Unlike a conventional filtering system, as the filters become contaminated reverse osmosis is used to keep the filters/screens clean using a technique commonly referred to as backwashing. Whilst reverse osmosis water filtration will deliver incredibly pure water the backwashing technique requires extra water to be used and it can take a gallon of water to complete the backwashing for every gallon of filtered water obtained.
Two things to consider here are how pure do you need your water to be, and wjether is water a scarce resource where you live? The level of water resource available to you is important in another way too, as without sufficient natural water pressure a booster pump will be needed for the reverse osmosis water filtration system.
Although well intentioned when it was first introduced, not everyone remains in favour of fluoride being put in our water supplies.

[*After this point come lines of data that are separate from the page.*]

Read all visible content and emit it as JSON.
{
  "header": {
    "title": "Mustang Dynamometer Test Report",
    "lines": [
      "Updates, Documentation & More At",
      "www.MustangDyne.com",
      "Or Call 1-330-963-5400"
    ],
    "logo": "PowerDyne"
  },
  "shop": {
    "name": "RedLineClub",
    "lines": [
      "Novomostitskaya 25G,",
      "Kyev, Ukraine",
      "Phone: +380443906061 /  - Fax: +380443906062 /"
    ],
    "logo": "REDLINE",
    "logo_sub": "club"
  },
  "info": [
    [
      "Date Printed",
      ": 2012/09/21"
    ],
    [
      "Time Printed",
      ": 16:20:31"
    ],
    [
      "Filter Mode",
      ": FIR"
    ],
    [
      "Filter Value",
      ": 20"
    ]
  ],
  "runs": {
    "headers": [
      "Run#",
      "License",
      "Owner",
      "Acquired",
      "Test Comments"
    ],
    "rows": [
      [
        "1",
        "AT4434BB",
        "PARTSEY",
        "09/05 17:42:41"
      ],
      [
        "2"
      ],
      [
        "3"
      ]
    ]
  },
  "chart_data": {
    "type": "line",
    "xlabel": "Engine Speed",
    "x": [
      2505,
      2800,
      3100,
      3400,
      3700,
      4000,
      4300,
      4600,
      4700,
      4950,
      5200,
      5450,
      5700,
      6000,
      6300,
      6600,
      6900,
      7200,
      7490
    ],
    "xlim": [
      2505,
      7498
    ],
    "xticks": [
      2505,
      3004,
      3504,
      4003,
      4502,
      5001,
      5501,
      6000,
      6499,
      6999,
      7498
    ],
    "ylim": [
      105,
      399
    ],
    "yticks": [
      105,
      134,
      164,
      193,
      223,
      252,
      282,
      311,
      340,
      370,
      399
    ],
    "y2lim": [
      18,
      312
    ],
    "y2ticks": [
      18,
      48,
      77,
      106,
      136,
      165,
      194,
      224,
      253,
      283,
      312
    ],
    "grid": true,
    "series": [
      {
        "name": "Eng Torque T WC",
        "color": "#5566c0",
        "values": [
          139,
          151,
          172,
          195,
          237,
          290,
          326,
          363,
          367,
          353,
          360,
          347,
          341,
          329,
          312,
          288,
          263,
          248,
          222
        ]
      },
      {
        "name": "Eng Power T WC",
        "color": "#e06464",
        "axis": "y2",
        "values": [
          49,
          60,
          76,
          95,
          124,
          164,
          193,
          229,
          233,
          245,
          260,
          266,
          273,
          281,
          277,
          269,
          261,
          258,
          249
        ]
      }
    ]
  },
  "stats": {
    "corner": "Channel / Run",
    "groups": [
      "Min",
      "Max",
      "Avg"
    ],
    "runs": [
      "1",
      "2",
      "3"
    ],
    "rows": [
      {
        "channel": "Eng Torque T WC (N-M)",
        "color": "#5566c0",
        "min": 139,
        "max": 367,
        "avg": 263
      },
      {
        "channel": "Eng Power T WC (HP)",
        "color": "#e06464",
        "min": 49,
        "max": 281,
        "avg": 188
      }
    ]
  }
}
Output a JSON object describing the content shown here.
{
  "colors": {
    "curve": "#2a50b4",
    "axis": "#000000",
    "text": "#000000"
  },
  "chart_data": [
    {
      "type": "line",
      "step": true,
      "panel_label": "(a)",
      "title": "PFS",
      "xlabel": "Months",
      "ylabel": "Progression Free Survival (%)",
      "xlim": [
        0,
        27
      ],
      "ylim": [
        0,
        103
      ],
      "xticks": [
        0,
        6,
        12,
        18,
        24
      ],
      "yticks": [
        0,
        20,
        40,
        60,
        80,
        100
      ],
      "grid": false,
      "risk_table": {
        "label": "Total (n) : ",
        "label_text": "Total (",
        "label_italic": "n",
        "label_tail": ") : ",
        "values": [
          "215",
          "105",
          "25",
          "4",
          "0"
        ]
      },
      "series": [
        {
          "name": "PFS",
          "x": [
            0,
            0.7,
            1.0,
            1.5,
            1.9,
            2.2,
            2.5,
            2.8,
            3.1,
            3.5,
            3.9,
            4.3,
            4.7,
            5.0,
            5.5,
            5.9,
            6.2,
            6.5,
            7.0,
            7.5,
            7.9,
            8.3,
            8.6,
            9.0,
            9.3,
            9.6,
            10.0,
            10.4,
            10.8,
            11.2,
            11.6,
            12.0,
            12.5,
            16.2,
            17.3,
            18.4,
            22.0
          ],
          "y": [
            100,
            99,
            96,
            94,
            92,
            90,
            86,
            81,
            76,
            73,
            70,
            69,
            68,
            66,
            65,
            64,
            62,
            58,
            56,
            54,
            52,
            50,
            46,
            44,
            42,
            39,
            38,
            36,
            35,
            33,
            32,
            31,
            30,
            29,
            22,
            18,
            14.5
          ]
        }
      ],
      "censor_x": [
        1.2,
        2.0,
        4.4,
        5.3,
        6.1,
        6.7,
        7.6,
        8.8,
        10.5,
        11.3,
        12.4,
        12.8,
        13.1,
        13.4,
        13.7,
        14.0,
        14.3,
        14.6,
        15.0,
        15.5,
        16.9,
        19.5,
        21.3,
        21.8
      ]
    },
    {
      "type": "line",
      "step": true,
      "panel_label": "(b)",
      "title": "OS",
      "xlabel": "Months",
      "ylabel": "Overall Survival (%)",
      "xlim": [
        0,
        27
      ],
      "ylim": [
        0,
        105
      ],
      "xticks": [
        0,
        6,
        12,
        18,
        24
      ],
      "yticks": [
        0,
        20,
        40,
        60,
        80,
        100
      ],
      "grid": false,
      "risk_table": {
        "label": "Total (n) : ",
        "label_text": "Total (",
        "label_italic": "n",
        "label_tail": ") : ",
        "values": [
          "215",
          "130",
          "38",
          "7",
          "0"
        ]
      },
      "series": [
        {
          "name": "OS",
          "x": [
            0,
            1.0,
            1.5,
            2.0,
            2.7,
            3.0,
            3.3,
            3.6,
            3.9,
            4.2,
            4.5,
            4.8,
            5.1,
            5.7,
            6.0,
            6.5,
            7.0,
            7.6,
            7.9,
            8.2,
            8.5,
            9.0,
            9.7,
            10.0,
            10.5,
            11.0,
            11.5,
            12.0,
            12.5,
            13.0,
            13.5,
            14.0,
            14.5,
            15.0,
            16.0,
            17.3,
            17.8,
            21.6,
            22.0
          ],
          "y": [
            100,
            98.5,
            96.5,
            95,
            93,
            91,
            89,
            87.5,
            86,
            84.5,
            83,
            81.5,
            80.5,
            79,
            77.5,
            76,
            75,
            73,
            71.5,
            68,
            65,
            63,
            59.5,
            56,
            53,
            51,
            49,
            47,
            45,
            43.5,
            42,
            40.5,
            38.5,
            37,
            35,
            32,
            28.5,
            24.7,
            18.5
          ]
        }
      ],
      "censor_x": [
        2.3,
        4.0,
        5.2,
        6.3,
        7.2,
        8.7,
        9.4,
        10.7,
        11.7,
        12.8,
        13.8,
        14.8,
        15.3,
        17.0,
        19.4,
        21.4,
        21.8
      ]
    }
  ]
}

Although fluoride in drinking water does help to reduce tooth decay, some 10% of the population are actually at risk from the fluoride in water as they are susceptible to dental fluorosis, which can appear as anything from white specks and streaks to a dark discolouring of the teeth.
Whilst a reverse osmosis home water filtering system will remove 90% of the fluoride from your water it cannot be guaranteed to remove it all. To ensure the total removal of fluoride you need to check that your water filtration system includes, or can be adapted to include, an activated alumina like aluminium oxide.
For anyone that has their own water supply such as a spring, well or bore-hole, the water filtration system of your choice can be fitted close to the source of the water supply or in any suitable outer building, to which the water can be routed to prior to it being used in the home.